Current data collection techniques often produce massive data sets in which entities are described by a large number of properties/features/attributes. The number of features in many cases reaches thousands. Typically, it is possible to divide the features into relevant, redundant, irrelevant, or noise. To understand such a complex system, it is necessary to identify informative features, their internal dependencies, and to identify patterns or their anomalies. The aim is to describe the system using as few abstract dependencies as possible at a suitably chosen level of inaccuracy. The processing of data sets containing a large number of binary and ordinal symptoms, e.g., in the social sciences and humanities domains, using traditional statistical techniques is very limited.
In this contribution, we propose a methodology based on information theory and apply it to data sets with predominantly binary and ordinal features. The process allows to identify key relationships among binarized features and discover patterns and hierarchies even when many data items are missing or very noisy. While a majority of published methods focus on identifying relevant symptoms, our proposed technique benefits from robust properties of redundant features. The methods can be used not only for multidimensional data but also for the detection of communities in complex networks. Although direct calculation by definition exhibits cubic complexity, sparse structures can be processed at near linear time.

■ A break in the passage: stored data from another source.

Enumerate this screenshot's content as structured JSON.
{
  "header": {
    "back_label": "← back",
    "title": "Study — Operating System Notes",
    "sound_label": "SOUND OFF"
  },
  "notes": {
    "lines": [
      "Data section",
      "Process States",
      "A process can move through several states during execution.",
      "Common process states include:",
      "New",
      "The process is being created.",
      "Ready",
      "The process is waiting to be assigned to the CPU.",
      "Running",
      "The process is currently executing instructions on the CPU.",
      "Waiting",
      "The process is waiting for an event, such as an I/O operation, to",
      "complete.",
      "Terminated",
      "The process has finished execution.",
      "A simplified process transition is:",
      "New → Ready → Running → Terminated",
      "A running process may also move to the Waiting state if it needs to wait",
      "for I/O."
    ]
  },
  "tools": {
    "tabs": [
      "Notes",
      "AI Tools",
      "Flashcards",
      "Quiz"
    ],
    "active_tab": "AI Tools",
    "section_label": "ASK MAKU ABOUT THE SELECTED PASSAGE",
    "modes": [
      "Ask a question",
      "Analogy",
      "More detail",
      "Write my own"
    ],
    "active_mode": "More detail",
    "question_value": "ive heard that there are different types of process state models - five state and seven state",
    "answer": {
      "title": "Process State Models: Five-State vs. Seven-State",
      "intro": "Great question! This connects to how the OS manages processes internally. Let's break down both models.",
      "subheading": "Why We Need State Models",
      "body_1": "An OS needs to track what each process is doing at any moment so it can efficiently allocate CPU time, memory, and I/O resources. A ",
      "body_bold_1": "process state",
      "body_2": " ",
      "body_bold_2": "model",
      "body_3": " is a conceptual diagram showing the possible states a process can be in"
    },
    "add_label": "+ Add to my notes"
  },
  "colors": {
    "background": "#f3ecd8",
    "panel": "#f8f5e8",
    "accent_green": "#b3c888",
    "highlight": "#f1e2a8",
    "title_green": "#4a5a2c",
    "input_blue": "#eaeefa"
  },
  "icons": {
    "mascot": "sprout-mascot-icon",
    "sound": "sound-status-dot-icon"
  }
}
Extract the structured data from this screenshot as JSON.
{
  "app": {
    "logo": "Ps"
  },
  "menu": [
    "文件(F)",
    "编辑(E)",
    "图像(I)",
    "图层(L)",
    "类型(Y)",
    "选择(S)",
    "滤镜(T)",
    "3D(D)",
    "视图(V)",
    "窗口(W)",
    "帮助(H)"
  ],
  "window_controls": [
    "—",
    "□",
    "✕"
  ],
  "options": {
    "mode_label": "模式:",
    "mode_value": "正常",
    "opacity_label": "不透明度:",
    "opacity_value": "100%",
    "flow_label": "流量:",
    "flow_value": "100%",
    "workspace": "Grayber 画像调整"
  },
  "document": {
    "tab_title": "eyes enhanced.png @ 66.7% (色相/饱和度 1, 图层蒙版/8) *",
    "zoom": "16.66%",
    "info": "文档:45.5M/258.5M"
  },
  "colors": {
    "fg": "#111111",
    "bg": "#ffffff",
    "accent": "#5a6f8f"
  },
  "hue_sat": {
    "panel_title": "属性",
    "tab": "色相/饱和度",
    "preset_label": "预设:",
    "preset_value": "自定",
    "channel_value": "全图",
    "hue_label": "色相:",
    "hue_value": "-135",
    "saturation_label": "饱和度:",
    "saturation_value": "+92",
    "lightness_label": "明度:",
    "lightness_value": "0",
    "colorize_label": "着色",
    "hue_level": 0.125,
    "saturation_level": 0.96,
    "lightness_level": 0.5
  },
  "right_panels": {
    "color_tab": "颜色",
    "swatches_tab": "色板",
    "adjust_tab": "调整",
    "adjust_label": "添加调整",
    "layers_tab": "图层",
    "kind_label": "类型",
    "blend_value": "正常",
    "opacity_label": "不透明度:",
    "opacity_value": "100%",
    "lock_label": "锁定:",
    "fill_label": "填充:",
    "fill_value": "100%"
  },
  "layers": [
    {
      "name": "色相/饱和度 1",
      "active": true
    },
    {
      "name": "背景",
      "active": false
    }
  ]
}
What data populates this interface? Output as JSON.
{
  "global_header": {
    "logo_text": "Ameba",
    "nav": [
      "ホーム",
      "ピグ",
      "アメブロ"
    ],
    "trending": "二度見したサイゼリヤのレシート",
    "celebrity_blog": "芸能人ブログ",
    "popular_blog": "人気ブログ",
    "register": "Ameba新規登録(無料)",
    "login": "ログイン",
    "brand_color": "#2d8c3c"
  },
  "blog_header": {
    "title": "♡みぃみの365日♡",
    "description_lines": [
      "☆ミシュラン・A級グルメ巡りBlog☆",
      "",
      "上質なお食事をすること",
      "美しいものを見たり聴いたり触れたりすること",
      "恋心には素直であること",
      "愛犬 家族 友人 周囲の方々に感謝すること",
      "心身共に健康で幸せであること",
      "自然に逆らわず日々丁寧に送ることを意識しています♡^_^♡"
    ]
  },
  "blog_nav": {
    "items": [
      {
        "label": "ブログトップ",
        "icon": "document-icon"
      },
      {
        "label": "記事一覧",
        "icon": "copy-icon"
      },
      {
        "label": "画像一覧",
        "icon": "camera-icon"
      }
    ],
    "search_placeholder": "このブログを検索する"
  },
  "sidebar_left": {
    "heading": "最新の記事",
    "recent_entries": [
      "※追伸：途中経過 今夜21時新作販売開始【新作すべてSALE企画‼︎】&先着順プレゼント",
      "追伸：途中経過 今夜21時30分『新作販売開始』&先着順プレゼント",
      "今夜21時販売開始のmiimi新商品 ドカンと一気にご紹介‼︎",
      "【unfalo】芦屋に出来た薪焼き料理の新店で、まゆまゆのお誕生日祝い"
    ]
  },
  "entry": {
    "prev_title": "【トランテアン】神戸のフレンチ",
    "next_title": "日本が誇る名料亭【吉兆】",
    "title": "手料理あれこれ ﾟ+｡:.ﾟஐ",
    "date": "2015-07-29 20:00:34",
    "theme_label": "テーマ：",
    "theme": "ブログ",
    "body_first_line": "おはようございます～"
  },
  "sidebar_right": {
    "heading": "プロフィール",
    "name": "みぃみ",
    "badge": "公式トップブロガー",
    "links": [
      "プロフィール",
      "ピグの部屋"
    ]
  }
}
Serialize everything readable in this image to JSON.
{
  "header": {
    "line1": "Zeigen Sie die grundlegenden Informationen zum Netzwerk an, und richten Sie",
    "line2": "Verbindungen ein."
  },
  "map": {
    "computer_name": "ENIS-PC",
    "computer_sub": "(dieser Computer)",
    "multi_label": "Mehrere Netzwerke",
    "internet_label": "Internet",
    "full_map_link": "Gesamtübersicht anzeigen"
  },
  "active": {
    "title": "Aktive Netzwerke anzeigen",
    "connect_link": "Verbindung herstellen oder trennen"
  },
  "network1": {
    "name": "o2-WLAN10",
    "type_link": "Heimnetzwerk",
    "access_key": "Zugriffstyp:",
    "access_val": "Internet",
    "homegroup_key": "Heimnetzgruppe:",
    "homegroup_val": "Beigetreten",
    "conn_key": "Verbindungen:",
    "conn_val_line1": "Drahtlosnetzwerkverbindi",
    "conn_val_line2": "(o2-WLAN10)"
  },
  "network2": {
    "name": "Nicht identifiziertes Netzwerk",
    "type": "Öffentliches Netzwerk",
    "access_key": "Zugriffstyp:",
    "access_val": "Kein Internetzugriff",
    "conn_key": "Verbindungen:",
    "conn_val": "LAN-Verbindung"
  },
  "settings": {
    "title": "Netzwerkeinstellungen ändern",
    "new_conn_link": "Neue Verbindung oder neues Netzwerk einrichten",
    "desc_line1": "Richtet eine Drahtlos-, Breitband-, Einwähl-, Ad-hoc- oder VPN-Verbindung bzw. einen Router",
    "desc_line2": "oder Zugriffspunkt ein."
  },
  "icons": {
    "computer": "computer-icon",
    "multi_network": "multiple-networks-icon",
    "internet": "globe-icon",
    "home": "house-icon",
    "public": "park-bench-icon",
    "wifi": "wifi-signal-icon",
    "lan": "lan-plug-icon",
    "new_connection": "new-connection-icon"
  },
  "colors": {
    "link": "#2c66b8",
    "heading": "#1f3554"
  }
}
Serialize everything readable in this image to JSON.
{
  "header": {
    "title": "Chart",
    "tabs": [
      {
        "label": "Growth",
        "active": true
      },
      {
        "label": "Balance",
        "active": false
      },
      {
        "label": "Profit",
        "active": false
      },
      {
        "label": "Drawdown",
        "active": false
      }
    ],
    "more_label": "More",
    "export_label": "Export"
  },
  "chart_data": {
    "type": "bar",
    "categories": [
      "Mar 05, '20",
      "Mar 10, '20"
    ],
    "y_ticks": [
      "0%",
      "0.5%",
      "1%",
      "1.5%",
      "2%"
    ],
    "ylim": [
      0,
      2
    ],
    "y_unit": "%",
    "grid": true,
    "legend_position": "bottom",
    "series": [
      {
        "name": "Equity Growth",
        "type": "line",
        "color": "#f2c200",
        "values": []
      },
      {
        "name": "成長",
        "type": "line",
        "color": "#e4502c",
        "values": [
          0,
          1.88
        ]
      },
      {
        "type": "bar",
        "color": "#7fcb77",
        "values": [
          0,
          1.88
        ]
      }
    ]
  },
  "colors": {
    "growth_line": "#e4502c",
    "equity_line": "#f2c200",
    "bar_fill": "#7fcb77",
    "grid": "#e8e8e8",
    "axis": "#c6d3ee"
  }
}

The methodology will be demonstrated on data from ancient Egypt. Specifically, it is a data set describing the anthropological features of selected people living in the Old Kingdom (2700–2180 BC , i.e. the time of pyramid builders): royal family members, high ranking dignitaries, middle and low officials. The proposed methodology enables, for example, to evaluate the influence of the individual's social status connected with supposed specific habitual activity on the manifestations of degenerative changes in joints (arthrosis) or entheseal changes. Relationships can be examined in both the supervised and unsupervised modes, i.e. clustering. Performance aspects will be briefly demonstrated as part of the Czech ČTK (Czech News Agency) reports processing aimed at identifying news topics in the millions of unique words and millions of ČTK news written in Czech.